Kerstin, ich lese hier schon eine Weile mit. Auch in deinem anderen threads.
Ich teile den Eindruck, den hier viele haben, daß du sehr ichbezogen bist. Ich meine das nicht wertend, sondern einfach nur als Rückmeldung. Ich glaube, daß Du das anders wahrnimmst als Dir das von außen gespiegelt wird. Aber vielleicht versuchst Du trotzdem mal, das nicht immer direkt abzuweisen, sondern mal zu schauen, wie es zu diesem Eindruck kommt und ob doch etwas dran sein könnte
Ich lese in Deinen Beiträgen viel Mißtrauen anderen Menschen gegenüber.

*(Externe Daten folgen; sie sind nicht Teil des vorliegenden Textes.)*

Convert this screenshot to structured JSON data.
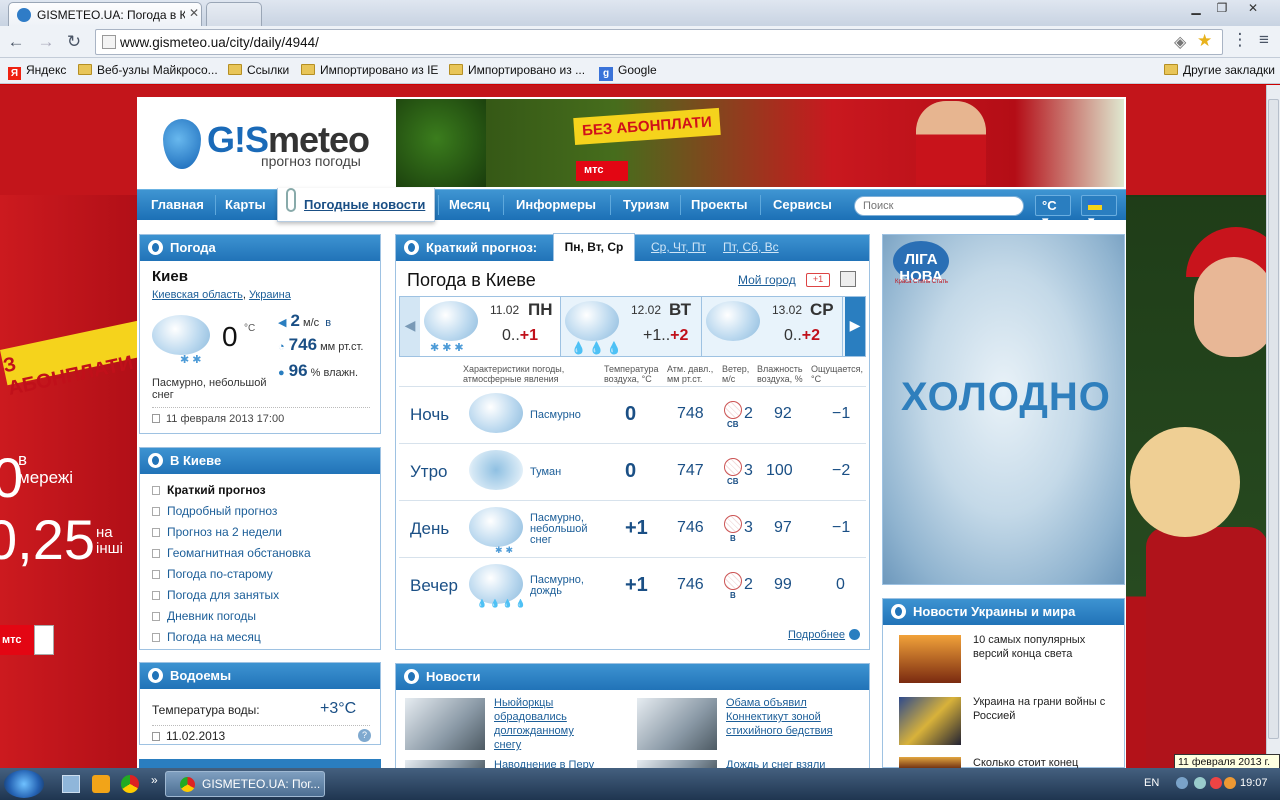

Auch Mißtrauen in die Zukunft. Z.B. Deine Sorge, daß Deine Stelle wegen Kritik an nicht rechtzeitig beantworteten mails nicht entfristet werden könnte oder daß die Sekretärin Deine Entfristung verhindern könnte. Normalerweise sind solche Kinkerlitzchen keine Gründe für unternehmerische Entscheidungen. Es ist auch auffällig, wie sehr Dich die Frage der Entfristung Deiner Stelle hemmt. Und fast schon depressiv macht. Ich verstehe, daß das eine wichtige Frage ist, aber Du hast doch eine gute Ausbildung. Studiert. Du kannst was.
Wie ist das denn mit Deinem Vertrauen in Deine Zukunft? Hast Du ein tiefes Gefühl in Dir beschützt und behütet zu sein? Und das sich schon alles irgendwie zum Guten wenden wird? Hast Du das Vertrauen, daß Dein Leben eher schön sein wird und Du überwiegend zufrieden leben kannst?
Und wie ist das mit dem Vertrauen in Deinen Mann? Vertraust Du in seine tiefe Liebe? Daß er immer an Deiner Seite sein wird? Daß er Dich so mag wie Du bist?
Deine Sorge, daß Dein Mann Ausgaben für Schwangerschaftskleidung mißbilligen könnte und Du in häßlichen alten Sachen rumlaufen mußt, finde ich zumindest ungewöhnlich. Ich habe noch nie eine Frau erlebt, die sich bei der Frage Kinder ja oder nein mit diesem Aspekt auseinandersetzt und dahingehend Befürchtungen hat.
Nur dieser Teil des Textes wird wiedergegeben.